Le monde médical se trouve face au choix décisif. Soit il comprend ce que je viens de vous expliquer, qui arrive et vite, et dans ce cas il jouera tout son rôle d’expert et de confident indispensable et recherché. Soit le monde médical ne veut pas voir l’avenir et mes confrères seront laminés par la vague de fond de la post modernité. C’est maintenant le changement, comme l’a martelé un candidat a la présidentielle de 2012. Go on, my friend et sans état d’âme.

L’économie de santé, notre sujet, peut être mise à mal du fait de la complexité des enjeux. Au risque de la caricature, quels pourraient être les gisements d’économie à appliquer de façon prioritaire ?

1° au nivaux national : concentrer les hommes et les expertises ; un seul grand ministère de l’agroalimentaire, de la santé et de l’environnement.

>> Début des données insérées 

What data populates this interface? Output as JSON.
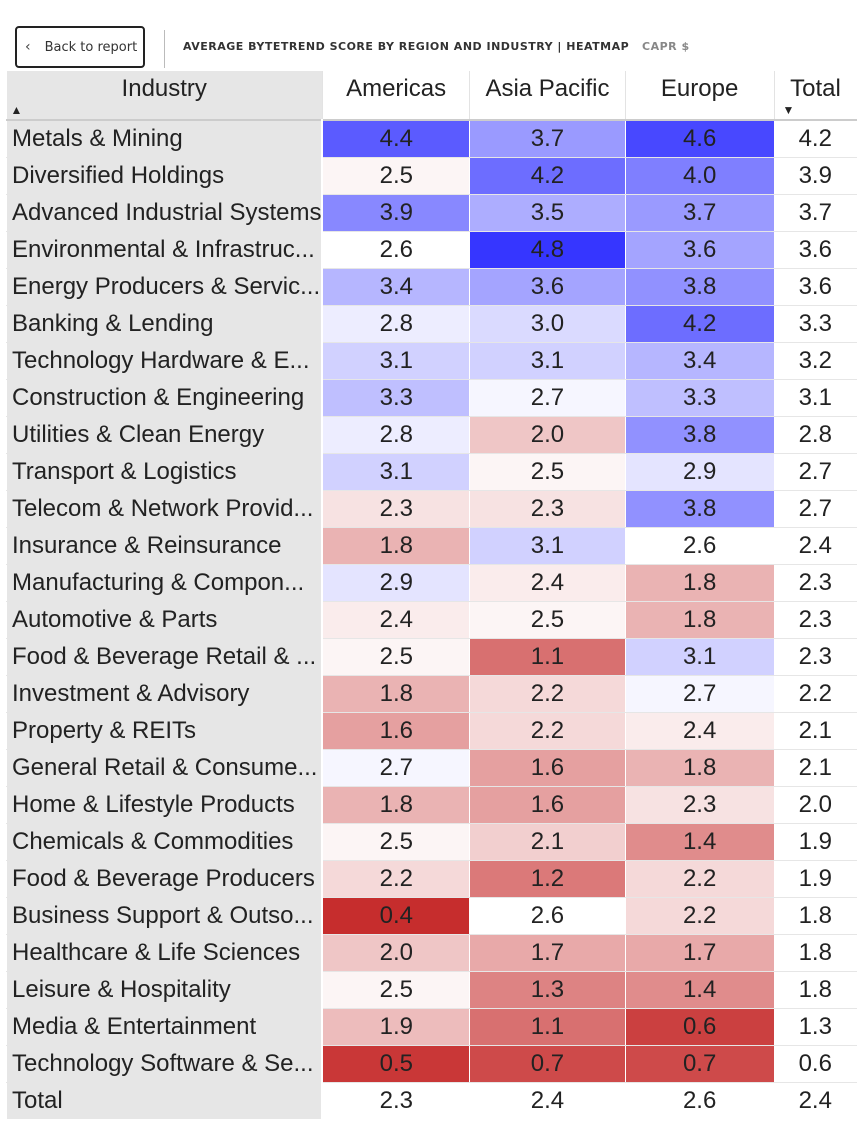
{
  "header": {
    "back_label": "Back to report",
    "title": "AVERAGE BYTETREND SCORE BY REGION AND INDUSTRY | HEATMAP",
    "subtitle": "CAPR $"
  },
  "columns": [
    "Industry",
    "Americas",
    "Asia Pacific",
    "Europe",
    "Total"
  ],
  "sort": {
    "industry": "ascending",
    "total": "descending"
  },
  "color_scale": {
    "low": "#c62d2d",
    "mid": "#ffffff",
    "high": "#3636ff",
    "low_value": 0.4,
    "mid_value": 2.6,
    "high_value": 4.8
  },
  "rows": [
    {
      "industry": "Metals & Mining",
      "values": [
        "4.4",
        "3.7",
        "4.6"
      ],
      "total": "4.2"
    },
    {
      "industry": "Diversified Holdings",
      "values": [
        "2.5",
        "4.2",
        "4.0"
      ],
      "total": "3.9"
    },
    {
      "industry": "Advanced Industrial Systems",
      "values": [
        "3.9",
        "3.5",
        "3.7"
      ],
      "total": "3.7"
    },
    {
      "industry": "Environmental & Infrastruc...",
      "values": [
        "2.6",
        "4.8",
        "3.6"
      ],
      "total": "3.6"
    },
    {
      "industry": "Energy Producers & Servic...",
      "values": [
        "3.4",
        "3.6",
        "3.8"
      ],
      "total": "3.6"
    },
    {
      "industry": "Banking & Lending",
      "values": [
        "2.8",
        "3.0",
        "4.2"
      ],
      "total": "3.3"
    },
    {
      "industry": "Technology Hardware & E...",
      "values": [
        "3.1",
        "3.1",
        "3.4"
      ],
      "total": "3.2"
    },
    {
      "industry": "Construction & Engineering",
      "values": [
        "3.3",
        "2.7",
        "3.3"
      ],
      "total": "3.1"
    },
    {
      "industry": "Utilities & Clean Energy",
      "values": [
        "2.8",
        "2.0",
        "3.8"
      ],
      "total": "2.8"
    },
    {
      "industry": "Transport & Logistics",
      "values": [
        "3.1",
        "2.5",
        "2.9"
      ],
      "total": "2.7"
    },
    {
      "industry": "Telecom & Network Provid...",
      "values": [
        "2.3",
        "2.3",
        "3.8"
      ],
      "total": "2.7"
    },
    {
      "industry": "Insurance & Reinsurance",
      "values": [
        "1.8",
        "3.1",
        "2.6"
      ],
      "total": "2.4"
    },
    {
      "industry": "Manufacturing & Compon...",
      "values": [
        "2.9",
        "2.4",
        "1.8"
      ],
      "total": "2.3"
    },
    {
      "industry": "Automotive & Parts",
      "values": [
        "2.4",
        "2.5",
        "1.8"
      ],
      "total": "2.3"
    },
    {
      "industry": "Food & Beverage Retail & ...",
      "values": [
        "2.5",
        "1.1",
        "3.1"
      ],
      "total": "2.3"
    },
    {
      "industry": "Investment & Advisory",
      "values": [
        "1.8",
        "2.2",
        "2.7"
      ],
      "total": "2.2"
    },
    {
      "industry": "Property & REITs",
      "values": [
        "1.6",
        "2.2",
        "2.4"
      ],
      "total": "2.1"
    },
    {
      "industry": "General Retail & Consume...",
      "values": [
        "2.7",
        "1.6",
        "1.8"
      ],
      "total": "2.1"
    },
    {
      "industry": "Home & Lifestyle Products",
      "values": [
        "1.8",
        "1.6",
        "2.3"
      ],
      "total": "2.0"
    },
    {
      "industry": "Chemicals & Commodities",
      "values": [
        "2.5",
        "2.1",
        "1.4"
      ],
      "total": "1.9"
    },
    {
      "industry": "Food & Beverage Producers",
      "values": [
        "2.2",
        "1.2",
        "2.2"
      ],
      "total": "1.9"
    },
    {
      "industry": "Business Support & Outso...",
      "values": [
        "0.4",
        "2.6",
        "2.2"
      ],
      "total": "1.8"
    },
    {
      "industry": "Healthcare & Life Sciences",
      "values": [
        "2.0",
        "1.7",
        "1.7"
      ],
      "total": "1.8"
    },
    {
      "industry": "Leisure & Hospitality",
      "values": [
        "2.5",
        "1.3",
        "1.4"
      ],
      "total": "1.8"
    },
    {
      "industry": "Media & Entertainment",
      "values": [
        "1.9",
        "1.1",
        "0.6"
      ],
      "total": "1.3"
    },
    {
      "industry": "Technology Software & Se...",
      "values": [
        "0.5",
        "0.7",
        "0.7"
      ],
      "total": "0.6"
    }
  ],
  "total_row": {
    "label": "Total",
    "values": [
      "2.3",
      "2.4",
      "2.6"
    ],
    "total": "2.4"
  }
}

Une seule agence de sante publique regroupant la myriade d’institutions d e hauts conseils, d’établissements et d’agences tralala qui se marchent dessus sans être vraiment productives au niveau régional : laisser les initiatives de terrain faire leur preuves et transférer la majorité des budgets aux agence régionales de santé. 2° relancer la convergence tarifaire et cesser le petit jeu des MIGAC qui masquent trop souvent les déficits réels des hôpitaux français. L’émulation est à ce prix. 3° Evaluer en temps réel les actions de santé publique menées à partir de décisions politiques et corriger le tir sans attendre si nécessaire. 4° informatiser la totalité des process afin d’assure ce pilotage sur la base de données concrètes 5° accélérer l’évaluation des équipes soignantes et administratives ainsi que des établissements en terme de résultats qualitatifs et quantitatifs à partir de critères reposant sur la prise en charge globale des malades. Fermer d’autorité les déviants récidivistes.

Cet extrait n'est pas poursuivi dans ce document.